El día que Leonardo llegó con aquella tortuga nuestra amistad se resintió.
Él sabía que yo odio a los animales, que no soporto tener en casa un bicho al que cada vez que paso a su lado le miro con recelo y desconfianza.
Estuvimos muchos días sin hablarnos y la que más sufrió esta situación fue la pobre tortuga a la que ni si quiera había puesto un nombre.
Cuando Leonardo salía de casa yo aprovechaba para observar su comportamiento en aquella pecera llena de agua.
Leonardo la echaba de comer por que sabía que yo no estaba por la labor. Puede parecer algo cruel, pero ya lo dije antes, no soporto a los animales, así que no se podía esperar otra cosa de mi, bastante hacía ya con no cogerla y tirarla por el retrete, a veces me daban ganas.

Una mañana Leonardo salió temprano y yo me quedé haciendo limpieza en la casa, pasaba el aspirador mientras chupaba un caramelo y cantaba mientras iba de habitación en habitación.
Cuando me encontraba limpiando el comedor y emulaba a David Bisbal cantando su última canción y dando uno de sus famosos giros el caramelo me hizo un extraño y se coló garganta abajo obstruyéndome la respiración.

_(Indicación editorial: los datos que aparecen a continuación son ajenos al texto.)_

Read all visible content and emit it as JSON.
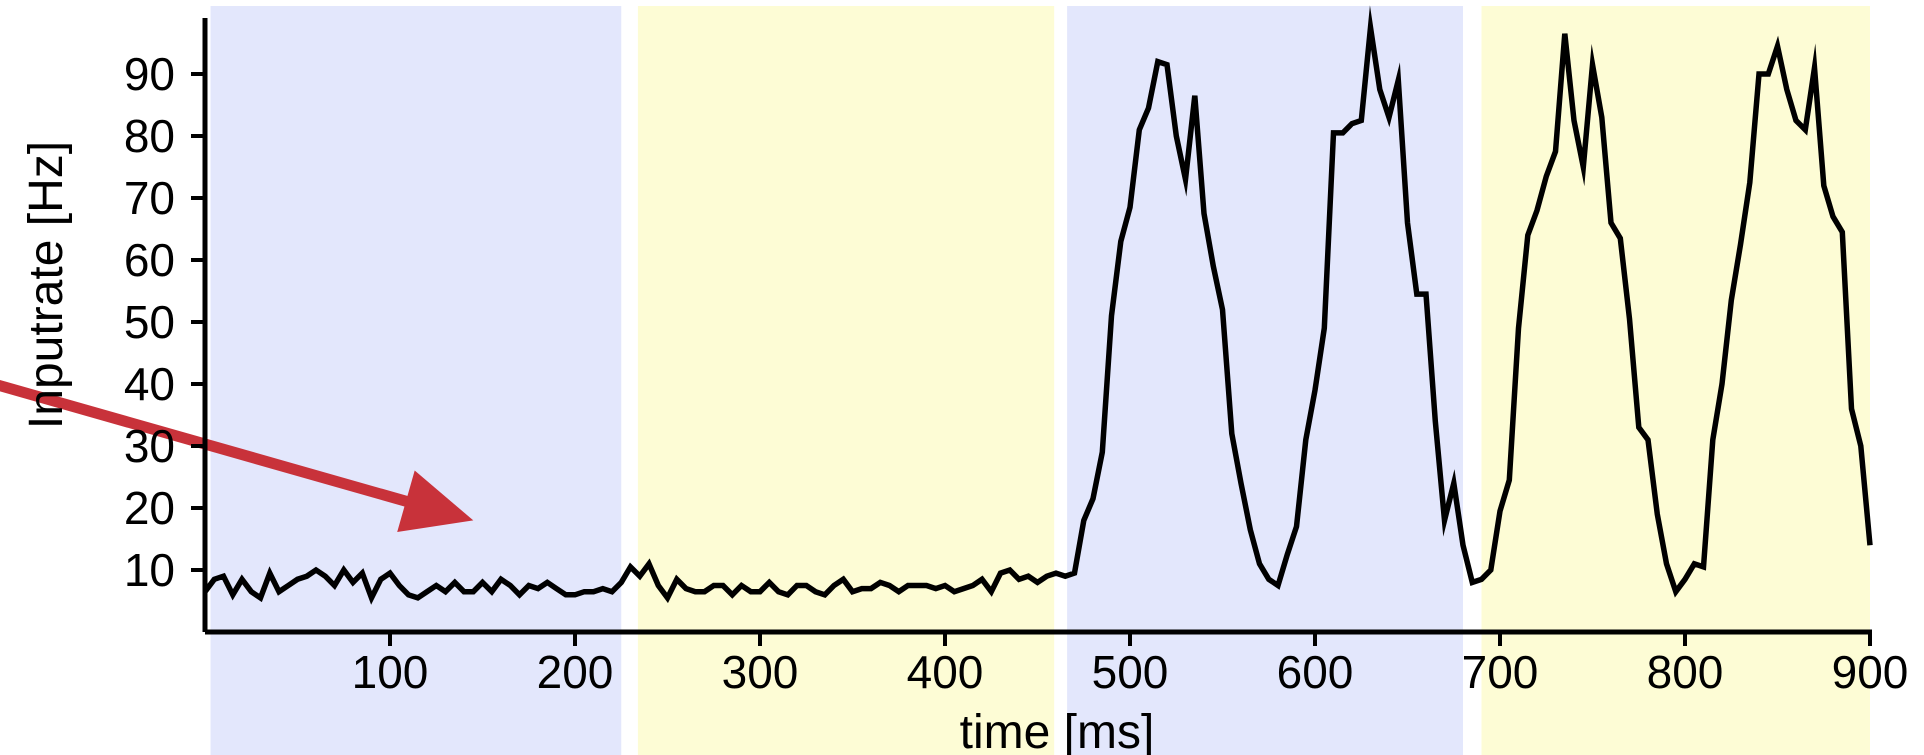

Intenté toser y expulsarlo pero no había manera, salir no iba a salir, tenía que intentar que pasara hacia dentro.
El ahogo que sufría me impedía moverme, sería imposible llegar hasta los baños o la cocina, me estaba mareando, a punto de caer cuando de reojo vi la pecera donde nadaba alegremente la tortuga.
En seguida me arrepentí de no haber limpiado la pecera ningún día pues cuando me la acerqué a la cara para echar un trago me llegó un nauseabundo olor a cloaca.

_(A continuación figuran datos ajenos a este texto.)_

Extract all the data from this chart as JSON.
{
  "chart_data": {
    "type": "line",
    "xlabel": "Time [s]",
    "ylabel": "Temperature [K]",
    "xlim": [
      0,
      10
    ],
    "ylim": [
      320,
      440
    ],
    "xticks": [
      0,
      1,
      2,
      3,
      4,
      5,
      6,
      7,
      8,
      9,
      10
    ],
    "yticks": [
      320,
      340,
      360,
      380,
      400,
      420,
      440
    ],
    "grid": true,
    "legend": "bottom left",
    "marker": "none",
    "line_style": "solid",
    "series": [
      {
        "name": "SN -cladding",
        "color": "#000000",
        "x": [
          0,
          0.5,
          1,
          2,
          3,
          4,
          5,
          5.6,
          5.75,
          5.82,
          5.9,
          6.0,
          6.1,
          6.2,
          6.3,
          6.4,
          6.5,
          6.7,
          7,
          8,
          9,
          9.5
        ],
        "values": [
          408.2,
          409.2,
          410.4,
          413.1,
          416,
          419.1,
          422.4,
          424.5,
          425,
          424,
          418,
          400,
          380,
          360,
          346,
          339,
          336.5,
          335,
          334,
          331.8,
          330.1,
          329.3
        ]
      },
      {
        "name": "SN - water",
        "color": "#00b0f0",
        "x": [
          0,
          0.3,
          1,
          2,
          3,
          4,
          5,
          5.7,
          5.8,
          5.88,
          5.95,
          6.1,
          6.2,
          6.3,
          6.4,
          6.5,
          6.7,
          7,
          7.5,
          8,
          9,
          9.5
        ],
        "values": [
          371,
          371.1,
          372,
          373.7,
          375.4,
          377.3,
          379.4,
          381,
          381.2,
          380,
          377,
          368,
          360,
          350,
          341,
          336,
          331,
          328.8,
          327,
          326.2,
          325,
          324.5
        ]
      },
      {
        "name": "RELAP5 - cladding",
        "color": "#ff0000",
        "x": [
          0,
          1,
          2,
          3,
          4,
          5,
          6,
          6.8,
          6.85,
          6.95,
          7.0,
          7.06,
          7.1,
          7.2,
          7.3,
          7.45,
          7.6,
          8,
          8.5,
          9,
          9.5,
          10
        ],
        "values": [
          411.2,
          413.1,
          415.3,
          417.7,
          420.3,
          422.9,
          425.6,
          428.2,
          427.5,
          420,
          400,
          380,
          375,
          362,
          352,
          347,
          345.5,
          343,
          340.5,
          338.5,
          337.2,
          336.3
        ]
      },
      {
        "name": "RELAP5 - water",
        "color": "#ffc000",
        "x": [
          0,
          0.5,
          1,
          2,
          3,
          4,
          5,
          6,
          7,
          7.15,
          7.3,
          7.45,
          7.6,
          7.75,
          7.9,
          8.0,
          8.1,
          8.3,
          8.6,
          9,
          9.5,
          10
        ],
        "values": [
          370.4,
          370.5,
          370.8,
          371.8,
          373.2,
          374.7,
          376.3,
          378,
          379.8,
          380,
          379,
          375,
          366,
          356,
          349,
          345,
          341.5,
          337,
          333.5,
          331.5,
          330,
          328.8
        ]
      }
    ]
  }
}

El agua estaba bastante turbia, entre restos de comida, algas y excrementos pero no había otra opción, así que incliné la pecera y comencé a tragar y tragar.
Tenía los ojos cerrados, pero el ligero contacto de algo extraño en mis labios me invitaron a abrirlos.
Allí estaba frente a mi la tortuga y una gran nausea seguida de una fuerte arcada hicieron que comenzara a vomitar.
El caramelo salió disparado y yo tosí y tosí hasta que no quedo nada obstruyendo mi garganta.
Se abrió la puerta y apareció Leonardo que se quedó horrorizado mirándome.
Yo me levanté y fui a darle un abrazo.
Leonardo no sabía que hacer, se le notaba bastante preocupado.
-Gracias por la tortuga- le dije – es el mejor regalo que me han hecho nunca.-
Leonardo no daba crédito ni a sus oidos ni a sus ojos que observaban atónitos el panorama desolador del comedor encharcado de agua de la pecera y vómitos.
Mientras, ajena a todo, la tortuga en un rincón roía con ahinco el caramelo de fresa que momentos antes casi me mata.